The purpose of our homework this week is to develop intuition for measurements resulting from different probability distributions. When values are recorded that obey some fundamental distribution, we want an idea of what they will look like. We would also like to have a sense of how many samples it takes to identify the underlying distribution with some confidence.

Sampling from a distribution

Sampling from the distribution is similar to randomly throwing a dart at the distribution, and recording the x-coordinate of where it struck. For example, with the Gaussian distribution, we can expect to find the darts strike most frequently near the average value (the center of the distribution). Meanwhile, darts hit the uniform distribution evenly at all x-coordinates.

How can we achieve this sort of sampling with a simple computer script? Conveniently you can directly sample from distributions with Python functions such as: numpy.random, scipy.stats.expon, or scipy.stats.norm.

However, the goal here is that you do it yourself just using only the rand() function, so you understand what is going on, and pay attention to the implementation details.

Algorithm for discrete sampling using only the random() function

So we said that sampling a probability distribution is like throwing darts that land randomly somewhere under its curve. How can we accomplish this if we can only “throw darts” uniformly between 0 and 1?

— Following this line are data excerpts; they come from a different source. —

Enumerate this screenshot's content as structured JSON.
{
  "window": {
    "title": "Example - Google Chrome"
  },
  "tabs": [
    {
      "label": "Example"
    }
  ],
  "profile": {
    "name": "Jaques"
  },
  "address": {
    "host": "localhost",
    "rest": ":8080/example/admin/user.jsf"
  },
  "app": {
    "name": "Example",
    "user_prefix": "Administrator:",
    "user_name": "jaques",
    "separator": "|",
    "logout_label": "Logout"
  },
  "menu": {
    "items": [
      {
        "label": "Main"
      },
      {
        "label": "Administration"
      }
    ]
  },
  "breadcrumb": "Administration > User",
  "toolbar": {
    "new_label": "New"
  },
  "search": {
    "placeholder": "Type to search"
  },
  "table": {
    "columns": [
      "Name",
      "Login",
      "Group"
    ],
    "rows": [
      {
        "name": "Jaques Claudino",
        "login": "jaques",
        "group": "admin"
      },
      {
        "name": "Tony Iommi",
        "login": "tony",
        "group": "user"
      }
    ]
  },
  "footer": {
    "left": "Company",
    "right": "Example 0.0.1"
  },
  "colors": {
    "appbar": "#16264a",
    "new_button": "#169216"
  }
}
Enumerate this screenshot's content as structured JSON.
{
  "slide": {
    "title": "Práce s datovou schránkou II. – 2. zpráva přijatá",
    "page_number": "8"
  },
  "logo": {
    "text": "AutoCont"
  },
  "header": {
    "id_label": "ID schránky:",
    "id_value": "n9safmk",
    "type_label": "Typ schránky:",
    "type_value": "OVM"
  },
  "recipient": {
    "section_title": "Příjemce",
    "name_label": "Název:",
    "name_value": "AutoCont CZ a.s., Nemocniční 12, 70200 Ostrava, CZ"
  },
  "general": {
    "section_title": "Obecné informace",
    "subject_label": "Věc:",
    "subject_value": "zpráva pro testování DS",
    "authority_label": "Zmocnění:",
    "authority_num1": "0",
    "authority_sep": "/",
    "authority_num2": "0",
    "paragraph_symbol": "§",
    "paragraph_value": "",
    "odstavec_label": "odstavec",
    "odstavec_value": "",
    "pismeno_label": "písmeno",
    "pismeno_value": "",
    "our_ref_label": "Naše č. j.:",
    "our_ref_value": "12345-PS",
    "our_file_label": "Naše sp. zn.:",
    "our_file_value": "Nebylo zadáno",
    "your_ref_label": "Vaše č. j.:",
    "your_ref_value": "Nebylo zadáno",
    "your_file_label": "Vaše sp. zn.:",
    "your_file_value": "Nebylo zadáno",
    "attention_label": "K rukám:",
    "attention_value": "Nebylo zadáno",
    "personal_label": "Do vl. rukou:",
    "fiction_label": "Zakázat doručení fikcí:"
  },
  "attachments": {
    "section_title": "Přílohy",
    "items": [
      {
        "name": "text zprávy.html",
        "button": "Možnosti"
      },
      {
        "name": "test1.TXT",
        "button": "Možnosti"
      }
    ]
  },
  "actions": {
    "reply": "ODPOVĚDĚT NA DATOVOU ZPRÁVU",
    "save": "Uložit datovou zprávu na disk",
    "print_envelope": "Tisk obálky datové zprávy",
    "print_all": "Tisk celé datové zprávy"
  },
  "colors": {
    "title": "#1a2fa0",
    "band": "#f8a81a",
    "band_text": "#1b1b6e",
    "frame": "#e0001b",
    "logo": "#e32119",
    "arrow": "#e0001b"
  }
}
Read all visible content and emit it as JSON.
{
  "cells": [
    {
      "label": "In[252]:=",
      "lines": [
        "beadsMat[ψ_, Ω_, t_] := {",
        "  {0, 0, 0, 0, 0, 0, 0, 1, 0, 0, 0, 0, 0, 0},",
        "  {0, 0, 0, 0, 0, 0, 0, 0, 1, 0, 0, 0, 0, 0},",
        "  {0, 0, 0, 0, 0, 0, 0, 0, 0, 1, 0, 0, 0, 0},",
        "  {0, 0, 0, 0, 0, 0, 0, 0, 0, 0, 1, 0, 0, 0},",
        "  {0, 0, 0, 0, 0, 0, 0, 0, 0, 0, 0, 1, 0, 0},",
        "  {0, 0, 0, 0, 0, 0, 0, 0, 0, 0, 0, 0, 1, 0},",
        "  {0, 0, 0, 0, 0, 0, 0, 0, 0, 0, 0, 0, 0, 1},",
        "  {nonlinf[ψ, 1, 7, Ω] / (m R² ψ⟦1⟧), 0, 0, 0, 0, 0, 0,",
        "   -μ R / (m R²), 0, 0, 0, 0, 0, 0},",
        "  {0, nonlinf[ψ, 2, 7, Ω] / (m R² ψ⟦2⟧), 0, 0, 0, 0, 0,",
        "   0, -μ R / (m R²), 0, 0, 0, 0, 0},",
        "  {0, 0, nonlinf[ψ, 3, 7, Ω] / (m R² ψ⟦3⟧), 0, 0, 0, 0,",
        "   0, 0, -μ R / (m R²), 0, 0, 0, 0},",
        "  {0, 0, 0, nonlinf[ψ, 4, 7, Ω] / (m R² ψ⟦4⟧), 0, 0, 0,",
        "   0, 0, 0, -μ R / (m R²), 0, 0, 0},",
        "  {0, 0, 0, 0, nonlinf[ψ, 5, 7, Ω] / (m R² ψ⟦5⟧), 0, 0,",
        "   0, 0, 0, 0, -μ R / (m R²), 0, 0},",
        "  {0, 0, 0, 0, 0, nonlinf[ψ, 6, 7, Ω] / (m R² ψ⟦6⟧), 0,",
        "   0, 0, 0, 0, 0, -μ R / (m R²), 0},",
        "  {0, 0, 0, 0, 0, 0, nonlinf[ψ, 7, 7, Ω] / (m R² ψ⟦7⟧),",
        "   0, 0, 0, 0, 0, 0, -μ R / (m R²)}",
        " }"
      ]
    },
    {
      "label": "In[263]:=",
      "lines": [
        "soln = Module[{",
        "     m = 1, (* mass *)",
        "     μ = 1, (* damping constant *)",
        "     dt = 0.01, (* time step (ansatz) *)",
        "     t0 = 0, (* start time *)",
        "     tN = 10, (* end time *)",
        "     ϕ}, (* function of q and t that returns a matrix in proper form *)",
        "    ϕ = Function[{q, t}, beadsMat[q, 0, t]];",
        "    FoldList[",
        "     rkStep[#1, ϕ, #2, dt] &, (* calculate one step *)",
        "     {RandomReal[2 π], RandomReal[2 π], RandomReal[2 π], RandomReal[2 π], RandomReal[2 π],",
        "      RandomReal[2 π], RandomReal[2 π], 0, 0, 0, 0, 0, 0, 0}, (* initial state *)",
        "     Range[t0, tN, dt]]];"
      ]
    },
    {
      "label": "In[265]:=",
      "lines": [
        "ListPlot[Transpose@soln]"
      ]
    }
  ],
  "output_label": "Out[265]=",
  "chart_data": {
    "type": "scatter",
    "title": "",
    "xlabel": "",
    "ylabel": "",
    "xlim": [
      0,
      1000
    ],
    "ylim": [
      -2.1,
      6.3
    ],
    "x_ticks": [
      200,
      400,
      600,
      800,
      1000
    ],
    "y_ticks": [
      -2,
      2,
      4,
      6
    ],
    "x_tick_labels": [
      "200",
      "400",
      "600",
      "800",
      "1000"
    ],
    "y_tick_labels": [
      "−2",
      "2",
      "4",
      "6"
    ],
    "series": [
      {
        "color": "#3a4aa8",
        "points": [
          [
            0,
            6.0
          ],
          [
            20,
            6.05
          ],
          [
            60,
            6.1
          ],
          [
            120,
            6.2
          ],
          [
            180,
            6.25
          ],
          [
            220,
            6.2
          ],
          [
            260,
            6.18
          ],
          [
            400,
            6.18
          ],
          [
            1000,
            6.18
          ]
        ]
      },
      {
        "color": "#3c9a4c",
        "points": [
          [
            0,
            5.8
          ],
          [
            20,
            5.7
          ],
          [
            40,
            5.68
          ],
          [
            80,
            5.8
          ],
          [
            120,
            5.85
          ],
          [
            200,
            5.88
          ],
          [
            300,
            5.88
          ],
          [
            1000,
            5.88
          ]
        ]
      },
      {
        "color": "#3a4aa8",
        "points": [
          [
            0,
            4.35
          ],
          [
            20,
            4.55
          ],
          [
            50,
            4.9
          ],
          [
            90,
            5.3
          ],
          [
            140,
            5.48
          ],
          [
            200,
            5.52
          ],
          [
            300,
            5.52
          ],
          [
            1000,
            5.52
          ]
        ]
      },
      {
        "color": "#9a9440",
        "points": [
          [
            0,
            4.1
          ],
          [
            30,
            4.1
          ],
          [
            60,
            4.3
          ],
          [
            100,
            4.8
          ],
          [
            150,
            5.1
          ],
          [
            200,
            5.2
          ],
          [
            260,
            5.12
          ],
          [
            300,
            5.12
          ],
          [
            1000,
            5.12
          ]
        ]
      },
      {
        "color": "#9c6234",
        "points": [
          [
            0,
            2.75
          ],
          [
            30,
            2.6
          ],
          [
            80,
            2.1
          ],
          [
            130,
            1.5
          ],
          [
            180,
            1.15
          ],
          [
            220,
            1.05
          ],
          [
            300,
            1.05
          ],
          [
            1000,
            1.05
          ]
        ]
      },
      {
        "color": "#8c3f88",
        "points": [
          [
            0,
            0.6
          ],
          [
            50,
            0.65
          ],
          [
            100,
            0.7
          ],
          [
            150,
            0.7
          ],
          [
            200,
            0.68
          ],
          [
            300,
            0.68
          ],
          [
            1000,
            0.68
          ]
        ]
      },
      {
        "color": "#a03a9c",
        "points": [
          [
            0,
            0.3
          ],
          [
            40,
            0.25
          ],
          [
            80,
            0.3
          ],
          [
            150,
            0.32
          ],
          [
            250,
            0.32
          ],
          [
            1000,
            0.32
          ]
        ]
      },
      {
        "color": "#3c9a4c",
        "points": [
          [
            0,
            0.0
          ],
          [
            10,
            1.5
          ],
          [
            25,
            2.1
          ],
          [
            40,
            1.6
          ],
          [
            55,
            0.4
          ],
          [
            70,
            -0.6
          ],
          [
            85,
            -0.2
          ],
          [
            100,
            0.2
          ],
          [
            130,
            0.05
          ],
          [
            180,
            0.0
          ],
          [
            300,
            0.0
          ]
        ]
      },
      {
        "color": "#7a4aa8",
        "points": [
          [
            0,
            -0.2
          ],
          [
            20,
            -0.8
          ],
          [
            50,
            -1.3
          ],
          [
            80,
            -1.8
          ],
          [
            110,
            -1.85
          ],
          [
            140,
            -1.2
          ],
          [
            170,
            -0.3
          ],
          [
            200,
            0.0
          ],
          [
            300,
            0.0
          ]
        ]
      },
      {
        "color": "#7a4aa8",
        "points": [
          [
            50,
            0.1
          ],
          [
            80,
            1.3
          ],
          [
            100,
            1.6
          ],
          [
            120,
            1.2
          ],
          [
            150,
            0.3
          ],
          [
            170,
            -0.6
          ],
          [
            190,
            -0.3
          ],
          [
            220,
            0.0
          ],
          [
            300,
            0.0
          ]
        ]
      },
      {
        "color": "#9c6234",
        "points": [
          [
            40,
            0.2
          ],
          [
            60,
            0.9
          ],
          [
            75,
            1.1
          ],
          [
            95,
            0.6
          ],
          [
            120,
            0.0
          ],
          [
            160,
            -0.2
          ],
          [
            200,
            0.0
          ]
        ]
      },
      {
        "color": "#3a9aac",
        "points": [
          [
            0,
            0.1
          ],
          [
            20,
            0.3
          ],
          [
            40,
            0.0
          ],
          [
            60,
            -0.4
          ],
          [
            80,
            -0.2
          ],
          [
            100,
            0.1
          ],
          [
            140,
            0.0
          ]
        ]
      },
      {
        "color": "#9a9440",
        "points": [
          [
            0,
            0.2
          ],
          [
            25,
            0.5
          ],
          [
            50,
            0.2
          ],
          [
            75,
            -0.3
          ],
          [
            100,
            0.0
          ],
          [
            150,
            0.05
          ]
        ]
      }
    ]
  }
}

Consider the exponential distribution, we are much more likely to hit a dart close to the value 0 than some value much past our mean. The \(x\) values corresponding to higher probability values span more space for our dart to land, so they are over-represented. This translates directly to the cumulative distribution function (exponential CDF: second figure on the right

Figue 1. Sampling algorithm using only the rand() function. In purple, the exponential distribution for lambda = 0.5. In green, the discrete approximation using a window of size 0.01.

In general, for a probability density function (PDF) \(p(x)\), defined in a range \([x_{min},x_{max}]\), the cumulative distribution function (CDF) \(P(x)\) is given by

\begin{equation} P(x) = \int_{x_{\min}}^x p(y) dy \end{equation}

is a function that ranges over the interval [0,1], since it is a probability.

The simplest way is to construct the CDF numerically by discretizing the space \([x_{min},x_{max}]\) as,

\begin{equation} x_i = x_{min} + \Delta\,i \quad \mbox{in the range}\quad 1\leq i \leq N, \end{equation}

for some small interval value \(\Delta\), such that \(x_{max} = x_{min} + \Delta\,N\).

The discrete form of the CDF \(P\) is given by the \(N\) dimensional vector \begin{equation} \mbox{cdf}[i]\sim\sum_{j=1}^i p(x_{j})\, \Delta = \mbox{cdf}[i-1] + p(x_i)\,\Delta, \end{equation}

as described in the insert of Figure 1.

The sampling algorithm is:

1) Generate a random number \(r\) between 0 and 1

2) Find the index \(i\) such that

\begin{equation} \mbox{cdf}[i] \leq r < \mbox{cdf}[i+\Delta]. \end{equation}

Then the value sampled from the distribution is

\begin{equation} x = x_{min} + i\,\Delta. \end{equation}

That is, \(x\) is the highest value such that \(P(x) \leq r\). See Figure 1.